“I say, Stellan, don’t you sometimes shudder at life ... and yourself?”

“When some excitement is over, I sometimes feel discomfort....”

Manne’s voice sounded childishly pleading:

“Yes, but Stellan, have you never experienced moments when you really shudder at yourself ... at all the miserable and damnable things one has done?”

“No, I have never permitted myself that luxury.”

Marine looked at him with a mien in which for the first time there was something of a stranger.

“You are a bit of a barbarian after all, my dear Stellan,” he mumbled, “You have a queer insensibility on which to fall back. I am damned if I know how it is but I have never been able to will anything when I have been with you. But I will tell you this much, I should never have entered into this folly if I had not made up my mind beforehand to escape from it all. It’s disquieting to play for a living human being.... No, away with it all....”

“My dear Manne, I can’t help it if you only drew a knave of hearts,” mumbled Stellan coldly.

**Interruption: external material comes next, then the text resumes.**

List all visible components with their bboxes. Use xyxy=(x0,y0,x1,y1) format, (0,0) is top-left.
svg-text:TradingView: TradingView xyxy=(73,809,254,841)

“No, old boy, of course you can’t, but that’s not the point. I have felt the whole time that this was impossible. You don’t understand what a human being can feel like, Stellan. I played only because you proposed it. For twenty years I have not done anything else but what you proposed. I am a wretch. And you, Stellan, what are you? Imagine! I have known you for so long and yet I don’t even know that. It’s strange, but tonight ... I almost seem to catch a glimpse of you, after all. Yes, you are one of those who succeed in everything. You remain a Selamb. And all the same I am somehow sorry for you, Stellan. Yes, I feel damned sorry for you, because, you see, there is something in life that you would never understand if you lived to be a hundred....”

Manne had never been known to make so long a speech before. Stellan stood up and patted him on the shoulders.